Free Market

Another Education Ranking Shows Money Isn’t Everything


As Our Schools Now begins collecting signatures around the state, yet another ranking was released this week showing that Utah’s education system is not dead last (as is commonly portrayed by those who suggest more taxpayer money is the answer).

WalletHub’s “Best and Worst States for Teachers” ranked Utah #11 in the country. This goes along with Utah receiving high marks in dual language immersion, digital education, science education, and the list goes on. Just yesterday, an update on Advanced Placement testing in Utah showed that high school students are taking and passing these at an ever increasing rate. Many of these tests are used as college credit for graduating high schoolers.

All of this comes at the same time as Utah Senate President Niederhauser’s remarks about a potential deal with Our Schools Now next legislative session. “We’re so far apart on what they want and what we can give. Even for us to come to the middle, it would be a very hard time getting there.”

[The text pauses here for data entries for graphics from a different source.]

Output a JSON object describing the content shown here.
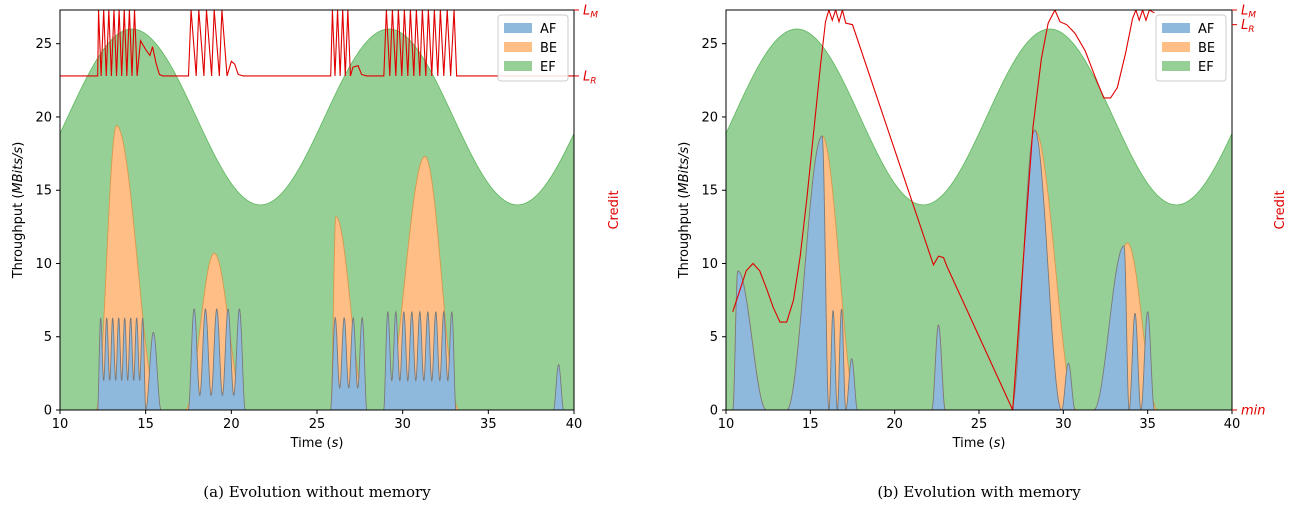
{
  "colors": {
    "AF": "#8fb9dc",
    "BE": "#ffbe86",
    "EF": "#96d096",
    "credit": "#e00000"
  },
  "chart_data": [
    {
      "type": "area",
      "panel": "a",
      "caption": "(a) Evolution without memory",
      "xlabel_main": "Time (",
      "xlabel_unit": "s",
      "xlabel_close": ")",
      "ylabel_main": "Throughput (",
      "ylabel_unit": "MBits/s",
      "ylabel_close": ")",
      "y2label": "Credit",
      "xlim": [
        10,
        40
      ],
      "ylim": [
        0,
        27.3
      ],
      "xticks": [
        10,
        15,
        20,
        25,
        30,
        35,
        40
      ],
      "yticks": [
        0,
        5,
        10,
        15,
        20,
        25
      ],
      "legend": [
        "AF",
        "BE",
        "EF"
      ],
      "legend_position": "upper right",
      "credit_levels": [
        {
          "label": "L",
          "sub": "M",
          "value": 27.3
        },
        {
          "label": "L",
          "sub": "R",
          "value": 22.8
        }
      ],
      "ef_wave": {
        "mean": 20,
        "amplitude": 6,
        "period": 15,
        "peak_at": 14.2
      },
      "series": [
        {
          "name": "BE",
          "bumps": [
            {
              "start": 12.1,
              "end": 15.8,
              "peak": 19.4,
              "peak_at": 13.3
            },
            {
              "start": 17.3,
              "end": 20.8,
              "peak": 10.7,
              "peak_at": 19.0
            },
            {
              "start": 25.8,
              "end": 27.9,
              "peak": 13.2,
              "peak_at": 26.1
            },
            {
              "start": 28.9,
              "end": 33.3,
              "peak": 17.3,
              "peak_at": 31.3
            }
          ]
        },
        {
          "name": "AF",
          "bursts": [
            {
              "start": 12.2,
              "end": 15.0,
              "count": 8,
              "top": 6.3,
              "base": 2.0
            },
            {
              "start": 15.0,
              "end": 15.9,
              "count": 1,
              "top": 5.3,
              "base": 0
            },
            {
              "start": 17.5,
              "end": 20.8,
              "count": 5,
              "top": 6.9,
              "base": 1.0
            },
            {
              "start": 25.8,
              "end": 27.9,
              "count": 4,
              "top": 6.3,
              "base": 1.5
            },
            {
              "start": 28.9,
              "end": 33.1,
              "count": 9,
              "top": 6.7,
              "base": 2.0
            },
            {
              "start": 38.8,
              "end": 39.4,
              "count": 1,
              "top": 3.1,
              "base": 0
            }
          ]
        },
        {
          "name": "Credit",
          "points": [
            [
              10,
              22.8
            ],
            [
              12.2,
              22.8
            ],
            [
              12.25,
              27.3
            ],
            [
              12.4,
              22.8
            ],
            [
              12.55,
              27.3
            ],
            [
              12.7,
              22.8
            ],
            [
              12.85,
              27.3
            ],
            [
              13.0,
              22.8
            ],
            [
              13.15,
              27.3
            ],
            [
              13.3,
              22.8
            ],
            [
              13.45,
              27.3
            ],
            [
              13.6,
              22.8
            ],
            [
              13.75,
              27.3
            ],
            [
              13.9,
              22.8
            ],
            [
              14.05,
              27.3
            ],
            [
              14.2,
              22.8
            ],
            [
              14.35,
              27.3
            ],
            [
              14.5,
              22.8
            ],
            [
              14.7,
              25.2
            ],
            [
              15.0,
              24.6
            ],
            [
              15.25,
              24.2
            ],
            [
              15.4,
              24.8
            ],
            [
              15.6,
              23.7
            ],
            [
              15.8,
              22.9
            ],
            [
              16.0,
              22.8
            ],
            [
              17.5,
              22.8
            ],
            [
              17.65,
              27.3
            ],
            [
              17.95,
              22.8
            ],
            [
              18.1,
              27.3
            ],
            [
              18.4,
              22.8
            ],
            [
              18.55,
              27.3
            ],
            [
              18.85,
              22.8
            ],
            [
              19.0,
              27.3
            ],
            [
              19.3,
              22.8
            ],
            [
              19.45,
              27.3
            ],
            [
              19.75,
              22.8
            ],
            [
              20.0,
              23.8
            ],
            [
              20.2,
              23.6
            ],
            [
              20.4,
              22.9
            ],
            [
              20.7,
              22.8
            ],
            [
              25.8,
              22.8
            ],
            [
              25.9,
              27.3
            ],
            [
              26.05,
              22.8
            ],
            [
              26.2,
              27.3
            ],
            [
              26.35,
              22.8
            ],
            [
              26.5,
              27.3
            ],
            [
              26.65,
              22.8
            ],
            [
              26.8,
              27.3
            ],
            [
              26.95,
              22.8
            ],
            [
              27.1,
              23.4
            ],
            [
              27.4,
              23.5
            ],
            [
              27.6,
              22.9
            ],
            [
              27.9,
              22.8
            ],
            [
              28.9,
              22.8
            ],
            [
              29.05,
              27.3
            ],
            [
              29.25,
              22.8
            ],
            [
              29.4,
              27.3
            ],
            [
              29.6,
              22.8
            ],
            [
              29.75,
              27.3
            ],
            [
              29.95,
              22.8
            ],
            [
              30.1,
              27.3
            ],
            [
              30.3,
              22.8
            ],
            [
              30.45,
              27.3
            ],
            [
              30.65,
              22.8
            ],
            [
              30.8,
              27.3
            ],
            [
              31.0,
              22.8
            ],
            [
              31.15,
              27.3
            ],
            [
              31.35,
              22.8
            ],
            [
              31.5,
              27.3
            ],
            [
              31.7,
              22.8
            ],
            [
              31.85,
              27.3
            ],
            [
              32.05,
              22.8
            ],
            [
              32.2,
              27.3
            ],
            [
              32.4,
              22.8
            ],
            [
              32.6,
              27.3
            ],
            [
              32.8,
              22.8
            ],
            [
              33.0,
              27.3
            ],
            [
              33.15,
              22.8
            ],
            [
              40,
              22.8
            ]
          ]
        }
      ]
    },
    {
      "type": "area",
      "panel": "b",
      "caption": "(b) Evolution with memory",
      "xlabel_main": "Time (",
      "xlabel_unit": "s",
      "xlabel_close": ")",
      "ylabel_main": "Throughput (",
      "ylabel_unit": "MBits/s",
      "ylabel_close": ")",
      "y2label": "Credit",
      "xlim": [
        10,
        40
      ],
      "ylim": [
        0,
        27.3
      ],
      "xticks": [
        10,
        15,
        20,
        25,
        30,
        35,
        40
      ],
      "yticks": [
        0,
        5,
        10,
        15,
        20,
        25
      ],
      "legend": [
        "AF",
        "BE",
        "EF"
      ],
      "legend_position": "upper right",
      "credit_levels": [
        {
          "label": "L",
          "sub": "M",
          "value": 27.3
        },
        {
          "label": "L",
          "sub": "R",
          "value": 26.3
        },
        {
          "label": "min",
          "sub": "",
          "value": 0
        }
      ],
      "ef_wave": {
        "mean": 20,
        "amplitude": 6,
        "period": 15,
        "peak_at": 14.2
      },
      "series": [
        {
          "name": "BE",
          "bumps": [
            {
              "start": 10.4,
              "end": 12.4,
              "peak": 9.5,
              "peak_at": 10.7
            },
            {
              "start": 13.6,
              "end": 17.8,
              "peak": 18.7,
              "peak_at": 15.7
            },
            {
              "start": 22.2,
              "end": 23.0,
              "peak": 5.8,
              "peak_at": 22.6
            },
            {
              "start": 26.9,
              "end": 30.8,
              "peak": 19.1,
              "peak_at": 28.3
            },
            {
              "start": 31.8,
              "end": 35.6,
              "peak": 11.4,
              "peak_at": 33.8
            }
          ]
        },
        {
          "name": "AF",
          "bumps": [
            {
              "start": 10.4,
              "end": 12.4,
              "peak": 9.5,
              "peak_at": 10.7
            },
            {
              "start": 13.6,
              "end": 16.1,
              "peak": 18.7,
              "peak_at": 15.7
            },
            {
              "start": 16.1,
              "end": 16.6,
              "peak": 6.8,
              "peak_at": 16.35
            },
            {
              "start": 16.6,
              "end": 17.1,
              "peak": 6.9,
              "peak_at": 16.85
            },
            {
              "start": 17.1,
              "end": 17.8,
              "peak": 3.5,
              "peak_at": 17.45
            },
            {
              "start": 22.2,
              "end": 23.0,
              "peak": 5.8,
              "peak_at": 22.6
            },
            {
              "start": 26.9,
              "end": 29.9,
              "peak": 19.1,
              "peak_at": 28.3
            },
            {
              "start": 29.9,
              "end": 30.7,
              "peak": 3.2,
              "peak_at": 30.3
            },
            {
              "start": 31.8,
              "end": 33.9,
              "peak": 11.2,
              "peak_at": 33.6
            },
            {
              "start": 33.9,
              "end": 34.6,
              "peak": 6.6,
              "peak_at": 34.25
            },
            {
              "start": 34.6,
              "end": 35.4,
              "peak": 6.7,
              "peak_at": 35.0
            }
          ]
        },
        {
          "name": "Credit",
          "points": [
            [
              10.4,
              6.7
            ],
            [
              10.8,
              8.1
            ],
            [
              11.2,
              9.5
            ],
            [
              11.6,
              10.0
            ],
            [
              12.0,
              9.5
            ],
            [
              12.4,
              8.3
            ],
            [
              12.8,
              7.0
            ],
            [
              13.2,
              6.0
            ],
            [
              13.6,
              6.0
            ],
            [
              14.0,
              7.5
            ],
            [
              14.4,
              10.5
            ],
            [
              14.8,
              14.5
            ],
            [
              15.2,
              19.0
            ],
            [
              15.6,
              23.5
            ],
            [
              15.9,
              26.5
            ],
            [
              16.1,
              27.3
            ],
            [
              16.3,
              26.6
            ],
            [
              16.5,
              27.3
            ],
            [
              16.7,
              26.5
            ],
            [
              16.9,
              27.3
            ],
            [
              17.1,
              26.4
            ],
            [
              17.5,
              26.3
            ],
            [
              22.3,
              9.9
            ],
            [
              22.6,
              10.5
            ],
            [
              22.9,
              10.4
            ],
            [
              23.1,
              9.8
            ],
            [
              27.0,
              0
            ],
            [
              27.6,
              9.8
            ],
            [
              28.2,
              19.3
            ],
            [
              28.7,
              24.0
            ],
            [
              29.1,
              26.4
            ],
            [
              29.5,
              27.3
            ],
            [
              29.8,
              26.5
            ],
            [
              30.2,
              26.3
            ],
            [
              30.7,
              25.7
            ],
            [
              31.3,
              24.5
            ],
            [
              31.9,
              22.7
            ],
            [
              32.4,
              21.3
            ],
            [
              32.8,
              21.3
            ],
            [
              33.2,
              22.0
            ],
            [
              33.7,
              24.4
            ],
            [
              34.1,
              26.7
            ],
            [
              34.3,
              27.3
            ],
            [
              34.5,
              26.6
            ],
            [
              34.7,
              27.3
            ],
            [
              34.9,
              26.6
            ],
            [
              35.1,
              27.3
            ],
            [
              35.4,
              27.1
            ]
          ]
        }
      ]
    }
  ]
}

And he’s absolutely right, because as Our Schools Now has said previously, “Even 750 million [dollars] isn’t enough to solve the problems that we’re in.” In other words, no matter how much taxpayer money the Utah Legislature gives to the school system, it will never be enough—not only because funding has very little correlation to student outcomes, but because Utah’s $15+ billion budget looks very much like a leaky sieve when it comes to K-12 education spending. As the state adds taxpayer money to the general and education funds, a lot of it is siphoned off to transportation and higher education.

Utah doesn’t have a lack of funding problem, it has a budget prioritization problem. That is why, in the end, this tax increase initiative will do little to help teachers, as we explained in this op-ed published last month. If Our Schools Now wants to move Utah up from #11 to the #1 state for teachers, then they should advocate for budget reform and education choice—not another tax increase band-aid.

  • 1mom1voice

    Wow, Michael. Did you even read the WalletHub article? The whole point of it, for Utah, is that, in SPITE of being 50th in funding and 50th in student-per-teacher ratio, somehow Utah’s teachers have managed to keep us from being 50th in quality of school system. That position went to New Mexico. Kudos to our teachers! They are miracle workers really, inspiring kids to be national leaders in AP scores, as per the article. Not a fan of our legislative leaders who seem to have no vision of what Utah teachers could do for our kids if given the proper funding —and respect. — You claim Utahns are being taxed ad nauseum, but why is school funding BELOW the levels they were 10 years ago? I noticed your subtle dig at “government schools.” They are neighborhood schools that belong to and are governed by the community. The “choice schools” you suggest as an alternative — well, building and maintaining parallel school systems is the most expensive “fix” to our education problems that I can think of. They don’t produce a better outcome. And, strangely, they want more money.

    • zosomm_90

      Did you even read my article? I explained why school funding is below the levels they were 10 years ago. I also explained why this tax increase would hardly benefit teachers and how if education funding is truly a concern, what needs to be done to increase teacher pay. Lastly, education choice allows private citizens to supplement tax dollars with their own money, which ends up increasing the overall funding pool. And good luck convincing everyone that a one-size fits all school system is the best way to educate our children.

    • tw15

      Wait, it’s 50th in per student spending and that’s because we’re 50th in students per educator. It doesn’t tell us where we are on annual salaries. That’s a huge difference. It’s great that our teachers are able to help so many students. Most of them do a magnificent job and should be paid more. There’s nothing, that I could find, to guarantee a salary increase or even to maintain the current salary, regardless of how many tax increases we have.